Through Paul’s epistles, God revealed a view that was radically different from prevailing views. He applied exousia equally in both directions. The woman had the same authority over her husband that the husband had over her in the procreative act. She had a God-given right to demand his exclusive attention. His body was not his own to do with as he wanted. She had control over his sexual actions. Among the Romans, sex was a physical act that did not necessitate any deeper mental, emotional, or spiritual connection. When they described sexual relationships with young boys or adolescents, then they spoke in terms of deeper mental connections, but with women or slaves, the emotional, intellectual union was not a concern. Intercourse with women was a necessary act to produce children. It was not a union between two equal people.

Sex was the Roman male’s expressive act of power, not so in Paul’s epistles. The reshaping of the idea of power or authority over others is seen throughout this section of 1 Corinthians 7. Verse 3 stated, “The husband should give to his wife her conjugal rights.” The literal reading of this passage in the Greek text is “to the woman, the man should give up what is owed.” Sexual relations were a debt of love owed to the other, not an act of the will to be enforced on the other. This shifts the focus from self to the other and makes it an act of self-sacrifice, not an act of selfish taking. Additionally, God’s Word instructs the married couple, “Do not deprive one another, except perhaps by agreement for a limited time.” The stereotypical portrayal of Christians by the Christless world is that Christians avoid sex and prefer celibacy. They believe that Christians see sexual intercourse as inherently evil. Yet here, Scripture clearly encourages regular sexual relations between husband and wife—and not just the physical act of sex, but intercourse with genuine regard for the other person."

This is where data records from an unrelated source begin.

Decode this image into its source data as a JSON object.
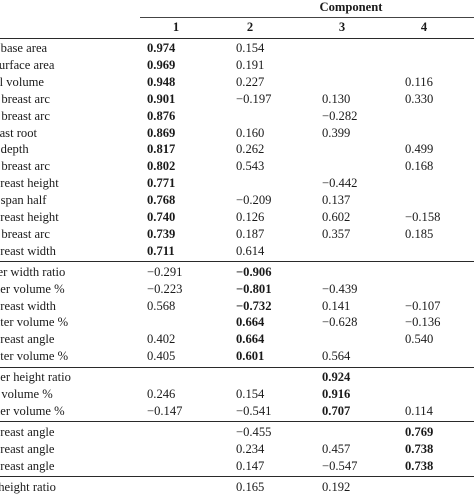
{
  "header": {
    "component_label": "Component",
    "columns": [
      "1",
      "2",
      "3",
      "4"
    ]
  },
  "groups": [
    {
      "rows": [
        {
          "label": "t base area",
          "values": [
            "0.974",
            "0.154",
            "",
            ""
          ],
          "bold": [
            true,
            false,
            false,
            false
          ]
        },
        {
          "label": "surface area",
          "values": [
            "0.969",
            "0.191",
            "",
            ""
          ],
          "bold": [
            true,
            false,
            false,
            false
          ]
        },
        {
          "label": "al volume",
          "values": [
            "0.948",
            "0.227",
            "",
            "0.116"
          ],
          "bold": [
            true,
            false,
            false,
            false
          ]
        },
        {
          "label": "r breast arc",
          "values": [
            "0.901",
            "−0.197",
            "0.130",
            "0.330"
          ],
          "bold": [
            true,
            false,
            false,
            false
          ]
        },
        {
          "label": "r breast arc",
          "values": [
            "0.876",
            "",
            "−0.282",
            ""
          ],
          "bold": [
            true,
            false,
            false,
            false
          ]
        },
        {
          "label": "east root",
          "values": [
            "0.869",
            "0.160",
            "0.399",
            ""
          ],
          "bold": [
            true,
            false,
            false,
            false
          ]
        },
        {
          "label": "t depth",
          "values": [
            "0.817",
            "0.262",
            "",
            "0.499"
          ],
          "bold": [
            true,
            false,
            false,
            false
          ]
        },
        {
          "label": "r breast arc",
          "values": [
            "0.802",
            "0.543",
            "",
            "0.168"
          ],
          "bold": [
            true,
            false,
            false,
            false
          ]
        },
        {
          "label": "breast height",
          "values": [
            "0.771",
            "",
            "−0.442",
            ""
          ],
          "bold": [
            true,
            false,
            false,
            false
          ]
        },
        {
          "label": "t span half",
          "values": [
            "0.768",
            "−0.209",
            "0.137",
            ""
          ],
          "bold": [
            true,
            false,
            false,
            false
          ]
        },
        {
          "label": "breast height",
          "values": [
            "0.740",
            "0.126",
            "0.602",
            "−0.158"
          ],
          "bold": [
            true,
            false,
            false,
            false
          ]
        },
        {
          "label": "r breast arc",
          "values": [
            "0.739",
            "0.187",
            "0.357",
            "0.185"
          ],
          "bold": [
            true,
            false,
            false,
            false
          ]
        },
        {
          "label": "breast width",
          "values": [
            "0.711",
            "0.614",
            "",
            ""
          ],
          "bold": [
            true,
            false,
            false,
            false
          ]
        }
      ]
    },
    {
      "rows": [
        {
          "label": "ter width ratio",
          "values": [
            "−0.291",
            "−0.906",
            "",
            ""
          ],
          "bold": [
            false,
            true,
            false,
            false
          ]
        },
        {
          "label": "ner volume %",
          "values": [
            "−0.223",
            "−0.801",
            "−0.439",
            ""
          ],
          "bold": [
            false,
            true,
            false,
            false
          ]
        },
        {
          "label": "breast width",
          "values": [
            "0.568",
            "−0.732",
            "0.141",
            "−0.107"
          ],
          "bold": [
            false,
            true,
            false,
            false
          ]
        },
        {
          "label": "uter volume %",
          "values": [
            "",
            "0.664",
            "−0.628",
            "−0.136"
          ],
          "bold": [
            false,
            true,
            false,
            false
          ]
        },
        {
          "label": "breast angle",
          "values": [
            "0.402",
            "0.664",
            "",
            "0.540"
          ],
          "bold": [
            false,
            true,
            false,
            false
          ]
        },
        {
          "label": "uter volume %",
          "values": [
            "0.405",
            "0.601",
            "0.564",
            ""
          ],
          "bold": [
            false,
            true,
            false,
            false
          ]
        }
      ]
    },
    {
      "rows": [
        {
          "label": "per height ratio",
          "values": [
            "",
            "",
            "0.924",
            ""
          ],
          "bold": [
            false,
            false,
            true,
            false
          ]
        },
        {
          "label": "r volume %",
          "values": [
            "0.246",
            "0.154",
            "0.916",
            ""
          ],
          "bold": [
            false,
            false,
            true,
            false
          ]
        },
        {
          "label": "ner volume %",
          "values": [
            "−0.147",
            "−0.541",
            "0.707",
            "0.114"
          ],
          "bold": [
            false,
            false,
            true,
            false
          ]
        }
      ]
    },
    {
      "rows": [
        {
          "label": "breast angle",
          "values": [
            "",
            "−0.455",
            "",
            "0.769"
          ],
          "bold": [
            false,
            false,
            false,
            true
          ]
        },
        {
          "label": " breast angle",
          "values": [
            "",
            "0.234",
            "0.457",
            "0.738"
          ],
          "bold": [
            false,
            false,
            false,
            true
          ]
        },
        {
          "label": " breast angle",
          "values": [
            "",
            "0.147",
            "−0.547",
            "0.738"
          ],
          "bold": [
            false,
            false,
            false,
            true
          ]
        }
      ]
    },
    {
      "rows": [
        {
          "label": "-height ratio",
          "values": [
            "",
            "0.165",
            "0.192",
            ""
          ],
          "bold": [
            false,
            false,
            false,
            false
          ]
        }
      ]
    }
  ]
}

  • In a world where Greek and Roman mythology insisted women were a curse, the church insisted that women were a blessing and a gift to the world. Rutger notes: 
"The first written reference to Pandora comes from the Greek poet Hesiod (8th–7th century BC), who wrote, “From her is the race of women and female kind: of her is the deadly race and tribe of women who live amongst mortal men to their great trouble, no helpmates in hateful poverty, but only in wealth, … even so Zeus who thunders on high made women to be an evil to mortal men, with a nature to do evil.” In Works and Days, Hesiod again calls the woman “a plague to men who eat bread.”As Hesiod sees it, women were lechers who proved helpful only when their men could feed their insatiable appetite for wealth. Women existed to bring “great trouble” into the lives of men. The negative sentiments are by no means limited to Hesiod. Texts dating closer to the days of St. Paul are filled with complaints from men about the pains and sorrows brought on them by their wives."
The early church flourished and spread because women were apostles and evangelists, spreading the new of the gospel of salvation while telling everyone that the church was a sanctuary. Why? Rutger writes:
"What some today would label as demeaning of women, namely their role as wives subject to the love of their husbands, the early Christian converts understood as an elevation of womanhood. Woman was granted an equality of purpose and value in the eyes of God. It may be because of the high regard for womanhood that many of the early converts among Romans were women. One of the accusations made against Christianity by the Romans was that Christianity only attracted women and uneducated people. There is truth in the accusation that Christianity afforded a sense of dignity and importance to those whom Roman society oppressed. Women who were used to being treated poorly found in Christ a status of love and respect not found in the state religion."
Oh, we are a culture in need of sanctuaries. May the church rise up and be that now more than ever.